Bird and mammal sex-chromosome orthologs map to the same autosomal region in a salamander (ambystoma)

Abstract

We tested hypotheses concerning the origin of bird and mammal sex chromosomes by mapping the location of amniote sex-chromosome loci in a salamander amphibian (Ambystoma). We found that ambystomatid orthologs of human X and chicken Z sex chromosomes map to neighboring regions of a common Ambystoma linkage group 2 (ALG2). We show statistically that the proportion of human X and chicken Z orthologs observed on ALG2 is significantly different from the proportion that would be expected by chance. We further show that conserved syntenies between ALG2 and amniote chromosomes are identified as overlapping conserved syntenies when all available chicken (N = 3120) and human (N = 14,922) RefSeq orthologs are reciprocally compared. In particular, the data suggest that chromosomal regions from chicken chromosomes (GGA) Z and 4 and from human chromosomes (HSA) 9, 4, X, 5, and 8 were linked ancestrally. A more distant outgroup comparison with the pufferfish Tetraodon nigroviridis reveals ALG2/GGAZ/HSAX syntenies among three pairs of ancestral chromosome duplicates. Overall, our results suggest that sex chromosomal regions of birds and mammals were recruited from a common ancestral chromosome, and thus our findings conflict with the currently accepted hypothesis of separate autosomal origins. We note that our results were obtained using the most immediate outgroup to the amniote clade (mammals, birds, and other reptiles) while the currently accepted hypothesis is primarily based upon conserved syntenies between in-group taxa (birds and mammals). Our study illustrates the importance of an amphibian outgroup perspective in identifying ancestral amniote gene orders and in reconstructing patterns of vertebrate sex-chromosome evolution.

Figure 1.—

An abridged phylogeny of the major groups of bony vertebrates.
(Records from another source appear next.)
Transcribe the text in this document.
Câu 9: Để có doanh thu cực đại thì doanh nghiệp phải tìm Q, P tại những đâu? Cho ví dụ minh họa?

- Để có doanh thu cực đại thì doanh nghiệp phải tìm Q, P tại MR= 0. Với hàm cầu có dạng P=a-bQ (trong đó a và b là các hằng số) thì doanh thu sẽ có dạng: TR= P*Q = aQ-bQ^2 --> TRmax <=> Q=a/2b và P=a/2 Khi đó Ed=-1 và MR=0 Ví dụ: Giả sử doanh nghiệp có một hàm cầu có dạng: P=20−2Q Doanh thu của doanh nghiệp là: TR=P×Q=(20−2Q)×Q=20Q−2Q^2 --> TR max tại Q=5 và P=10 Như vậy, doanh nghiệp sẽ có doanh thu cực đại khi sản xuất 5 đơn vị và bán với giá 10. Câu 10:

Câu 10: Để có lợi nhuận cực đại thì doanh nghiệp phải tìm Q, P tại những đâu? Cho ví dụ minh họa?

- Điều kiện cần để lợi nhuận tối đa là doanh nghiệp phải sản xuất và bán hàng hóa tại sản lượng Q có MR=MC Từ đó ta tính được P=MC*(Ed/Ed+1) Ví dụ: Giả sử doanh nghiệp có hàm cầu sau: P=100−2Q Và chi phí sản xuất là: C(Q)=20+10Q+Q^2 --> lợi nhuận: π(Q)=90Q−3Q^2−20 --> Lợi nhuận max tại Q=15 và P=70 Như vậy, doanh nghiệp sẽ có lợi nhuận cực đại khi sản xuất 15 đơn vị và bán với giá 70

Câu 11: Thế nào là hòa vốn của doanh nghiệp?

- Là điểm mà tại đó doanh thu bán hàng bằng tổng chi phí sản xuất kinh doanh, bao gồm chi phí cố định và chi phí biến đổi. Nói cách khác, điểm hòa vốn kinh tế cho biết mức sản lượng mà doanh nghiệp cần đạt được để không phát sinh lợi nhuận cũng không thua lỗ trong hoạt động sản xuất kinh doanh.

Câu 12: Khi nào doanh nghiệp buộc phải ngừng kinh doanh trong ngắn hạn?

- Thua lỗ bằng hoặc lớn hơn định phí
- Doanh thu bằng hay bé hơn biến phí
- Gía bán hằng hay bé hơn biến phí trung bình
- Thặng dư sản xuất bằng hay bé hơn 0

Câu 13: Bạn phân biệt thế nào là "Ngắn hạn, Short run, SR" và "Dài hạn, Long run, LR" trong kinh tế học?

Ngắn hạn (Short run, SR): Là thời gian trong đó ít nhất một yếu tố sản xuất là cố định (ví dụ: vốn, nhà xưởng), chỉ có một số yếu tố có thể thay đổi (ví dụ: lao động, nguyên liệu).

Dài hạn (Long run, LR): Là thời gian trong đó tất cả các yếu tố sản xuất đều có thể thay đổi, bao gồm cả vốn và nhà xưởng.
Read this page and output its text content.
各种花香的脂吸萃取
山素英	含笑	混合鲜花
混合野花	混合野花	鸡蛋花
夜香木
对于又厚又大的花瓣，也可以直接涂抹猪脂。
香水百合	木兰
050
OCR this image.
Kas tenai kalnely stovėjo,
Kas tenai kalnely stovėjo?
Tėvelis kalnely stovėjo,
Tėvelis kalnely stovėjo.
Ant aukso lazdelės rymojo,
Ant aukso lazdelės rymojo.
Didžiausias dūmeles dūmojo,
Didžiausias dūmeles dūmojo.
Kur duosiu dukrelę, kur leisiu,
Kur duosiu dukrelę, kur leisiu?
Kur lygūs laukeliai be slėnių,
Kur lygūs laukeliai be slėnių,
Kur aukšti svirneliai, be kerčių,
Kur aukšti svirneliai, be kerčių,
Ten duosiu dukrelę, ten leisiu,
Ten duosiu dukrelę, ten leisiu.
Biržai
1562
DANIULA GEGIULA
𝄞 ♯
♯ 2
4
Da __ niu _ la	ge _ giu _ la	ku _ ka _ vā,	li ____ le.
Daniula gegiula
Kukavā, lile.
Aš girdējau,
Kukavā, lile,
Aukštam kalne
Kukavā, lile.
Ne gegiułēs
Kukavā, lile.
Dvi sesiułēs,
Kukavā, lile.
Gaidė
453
Divergence times were obtained from the literature (Kumar and Hedges 1998; Ruta et al. 2003) Birds represent an ancient reptile lineage that diverged from other reptilian groups ∼220 MYA (Kumar and Hedges 1998).

Figure 2.—

A comparative map of Ambystoma LG2 and syntenic chromosomes from humans and chickens. Vertical bars within ALG2 represent the position of Ambystoma transcripts that yielded an alignment in either the human or the chicken genome. ALG2 loci that do not correspond to orthologs on GGA Z and 4 or on HSA 4, 5, 8, 9, and X are highlighted in green. Red lines connect human/Ambystoma orthologies and blue lines connect chicken/Ambystoma orthologies. The sex chromosomes of human (X) and chicken (Z) are both syntenic with Ambystoma LG2.

Figure 3.—

A comparative map of the human and chicken chromosomes that are syntenic with Ambystoma LG2. Vertical bars within chromosomes represent the position of mapped human RefSeq transcripts or chicken orthologs. Lines connect the positions of human/chicken orthologies. Bars above human chromosomes show the proportions of chicken chromosome orthologs that were identified within a given segment, and bars below chicken chromosomes show the proportions of human chromosome orthologs that were identified within a given segment. Note that the chicken chromosomes Z and 4 map to adjacent and overlapping regions of HSA8 and HSA5.

Figure 4.—

Oxford plot of the position of amniote sex-chromosome loci in the T. nigroviridis genome. The y-axis represents the relative position of orthologs on human (HSA) and chicken (GGA) chromosomes. The x-axis represents the relative position of orthologs on T. nigroviridis chromosomes. “H”, “A,” and “B” correspond to preduplicated ancestral chromosomes (Jaillon et al. 2004). Cells containing an excess of orthologies are highlighted in red (P < 0.005) and yellow. Cells containing a deficiency of orthologies are highlighted in blue (P < 0.005) and green.